George Orwell once said that one motivation for writing is sheer egoism. He thought people write to be talked about and remembered after death. This doesn't appear to be a major motivation to most writers as most writers don't achieve anything resembling fame. The writing world is very competitive as there are no barriers to entry to the field. All you need is a computer and a printer and you can be a writer.
Can money be a reason to write? That seems unlikely as there is very little money in writing. Every writer seems to have what I call 'the Amy Tan dream.' Amy Tan's first novel—The Joy Luck Club was accepted on the first try and she went on to a very successful writing carrier. We all want our little creations to be accepted on the first try and profound success to follow. In reality, for the most part, writing is an unprofitable undertaking. Even if someone pays you for a story, the amount of time put into creating the thing will probably place the project far below the minimum wage level.
Assuming you are a non-professional writer, should you consider money as the motivation for our writing? In a larger sense, should we consider money for all of our leisure time pursuits? We dedicate most of our lives to making money. In our spare times, shouldn't we allow ourselves to be non-money motivated? I once had a friend in Connecticut who was showing me his house. He had a basement that resembled a motorcycle junk yard with motorcycle parts strewn throughout the room. It looked like a motorcycle serial killer had murdered several motorcycles and thrown all the dismembered parts randomly around the room. He sheepishly admitted, “maybe I should put one of the bikes together and sell it.” However after I thought about it, I realized that whatever he was doing in his basement—repairing a motorcycle or building a motorcycle—was great fun to him. Therefore he shouldn't let the profit/loss motivation into his decision process. Perhaps when we notice a friend or neighbor doing something very unprofitable in their spare time, we should assume that they are having great fun.
Several professional writers have offered introspective and very illuminating looks into their motivations.

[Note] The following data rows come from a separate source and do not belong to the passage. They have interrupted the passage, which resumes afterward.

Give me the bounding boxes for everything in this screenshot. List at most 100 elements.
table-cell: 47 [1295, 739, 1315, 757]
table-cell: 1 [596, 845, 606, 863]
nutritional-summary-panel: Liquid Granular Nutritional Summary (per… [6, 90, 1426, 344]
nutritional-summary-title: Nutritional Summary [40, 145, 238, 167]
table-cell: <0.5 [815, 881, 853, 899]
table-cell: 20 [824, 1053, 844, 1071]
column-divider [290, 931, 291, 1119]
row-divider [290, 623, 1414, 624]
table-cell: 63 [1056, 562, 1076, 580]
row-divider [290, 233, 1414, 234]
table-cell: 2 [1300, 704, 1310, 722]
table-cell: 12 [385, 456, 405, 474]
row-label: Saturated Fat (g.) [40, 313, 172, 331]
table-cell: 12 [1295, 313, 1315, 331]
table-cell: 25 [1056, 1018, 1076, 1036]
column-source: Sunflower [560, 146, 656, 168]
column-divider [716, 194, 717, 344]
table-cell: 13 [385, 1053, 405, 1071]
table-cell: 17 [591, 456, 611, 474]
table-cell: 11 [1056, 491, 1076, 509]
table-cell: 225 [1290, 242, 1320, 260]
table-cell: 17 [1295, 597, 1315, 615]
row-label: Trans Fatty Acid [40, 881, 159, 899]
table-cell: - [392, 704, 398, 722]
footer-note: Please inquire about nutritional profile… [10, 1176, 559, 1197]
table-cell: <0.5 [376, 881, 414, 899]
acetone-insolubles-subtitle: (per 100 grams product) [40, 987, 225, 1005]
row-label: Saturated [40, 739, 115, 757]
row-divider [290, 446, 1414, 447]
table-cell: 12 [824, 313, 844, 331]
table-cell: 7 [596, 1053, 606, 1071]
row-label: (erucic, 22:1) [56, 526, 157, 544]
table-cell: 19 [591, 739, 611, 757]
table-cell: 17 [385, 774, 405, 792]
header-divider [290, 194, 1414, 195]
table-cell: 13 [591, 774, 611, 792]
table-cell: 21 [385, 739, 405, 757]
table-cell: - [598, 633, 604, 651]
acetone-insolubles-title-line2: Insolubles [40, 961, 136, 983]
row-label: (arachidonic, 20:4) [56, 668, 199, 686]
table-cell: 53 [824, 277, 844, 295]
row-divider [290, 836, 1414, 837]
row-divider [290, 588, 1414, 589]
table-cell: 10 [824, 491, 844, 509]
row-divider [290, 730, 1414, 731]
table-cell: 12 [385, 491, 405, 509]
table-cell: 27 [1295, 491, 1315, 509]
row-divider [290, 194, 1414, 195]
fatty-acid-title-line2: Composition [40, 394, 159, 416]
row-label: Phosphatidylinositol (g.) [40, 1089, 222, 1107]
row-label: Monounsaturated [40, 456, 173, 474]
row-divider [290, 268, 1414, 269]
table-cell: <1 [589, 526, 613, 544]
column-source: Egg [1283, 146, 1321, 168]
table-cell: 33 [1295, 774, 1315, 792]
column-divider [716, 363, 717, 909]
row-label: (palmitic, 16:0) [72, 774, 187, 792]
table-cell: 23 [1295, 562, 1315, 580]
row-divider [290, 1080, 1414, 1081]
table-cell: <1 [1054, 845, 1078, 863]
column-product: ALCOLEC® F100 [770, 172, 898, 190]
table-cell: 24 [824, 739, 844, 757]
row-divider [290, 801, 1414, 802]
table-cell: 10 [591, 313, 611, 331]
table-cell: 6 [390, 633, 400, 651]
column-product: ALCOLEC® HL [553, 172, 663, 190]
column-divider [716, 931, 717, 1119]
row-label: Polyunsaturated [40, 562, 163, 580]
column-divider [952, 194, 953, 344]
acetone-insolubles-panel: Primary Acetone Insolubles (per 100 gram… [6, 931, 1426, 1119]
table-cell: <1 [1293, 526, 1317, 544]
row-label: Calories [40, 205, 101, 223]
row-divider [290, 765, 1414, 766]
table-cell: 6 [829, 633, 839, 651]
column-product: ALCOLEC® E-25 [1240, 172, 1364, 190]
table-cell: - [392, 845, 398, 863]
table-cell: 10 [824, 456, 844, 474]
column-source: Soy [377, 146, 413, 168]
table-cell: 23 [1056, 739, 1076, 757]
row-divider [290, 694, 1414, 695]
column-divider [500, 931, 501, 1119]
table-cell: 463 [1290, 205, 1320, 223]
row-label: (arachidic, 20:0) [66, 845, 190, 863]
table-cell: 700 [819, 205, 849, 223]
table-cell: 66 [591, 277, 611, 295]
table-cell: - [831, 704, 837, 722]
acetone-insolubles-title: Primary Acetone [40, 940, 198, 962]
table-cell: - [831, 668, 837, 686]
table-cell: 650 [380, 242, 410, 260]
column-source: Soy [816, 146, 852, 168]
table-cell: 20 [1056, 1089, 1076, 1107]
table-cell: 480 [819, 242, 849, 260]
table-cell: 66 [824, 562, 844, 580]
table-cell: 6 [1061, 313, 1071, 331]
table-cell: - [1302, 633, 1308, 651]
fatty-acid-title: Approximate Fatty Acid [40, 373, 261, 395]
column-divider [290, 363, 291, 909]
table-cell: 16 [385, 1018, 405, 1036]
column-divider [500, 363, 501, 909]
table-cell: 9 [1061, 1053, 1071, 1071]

“You don't write because you want to say something, you write because you've got something to say.” F Scott Fitzgerald
“Those of us who write do it because there are stories inside us burning to get out. Writing is essential to our well-being.” Judy Blume
“Science fiction is the fiction of ideas. Ideas excite me, and as soon as I get excited, the adrenaline gets going and the next thing I know I'm borrowing energy from the ideas themselves.“ Ray Bradbury
“The best thing about writing fiction is the moment where the story catches fire and comes to life on the page and suddenly it all makes sense and you know what it's about and why you're doing it and what these people are saying and doing, and you get to feel like both the creator and the audience. Everything is suddenly both obvious and surprising...and it's magic and wonderful and strange.” Neil Gaiman
Read those motivation descriptions again. I think most of the writers on this site will admit to a feeling of having “something something to say” and a “story burning to get out” when we initially start a story. I think most of the writers on this site will admit to a feeling of excitement in the creative process of writing the story and a feeling of being “both the creator and the audience.” I think most of the writers on this site have had the “magic and wonderful and strange” experience of a story catching fire and coming to life.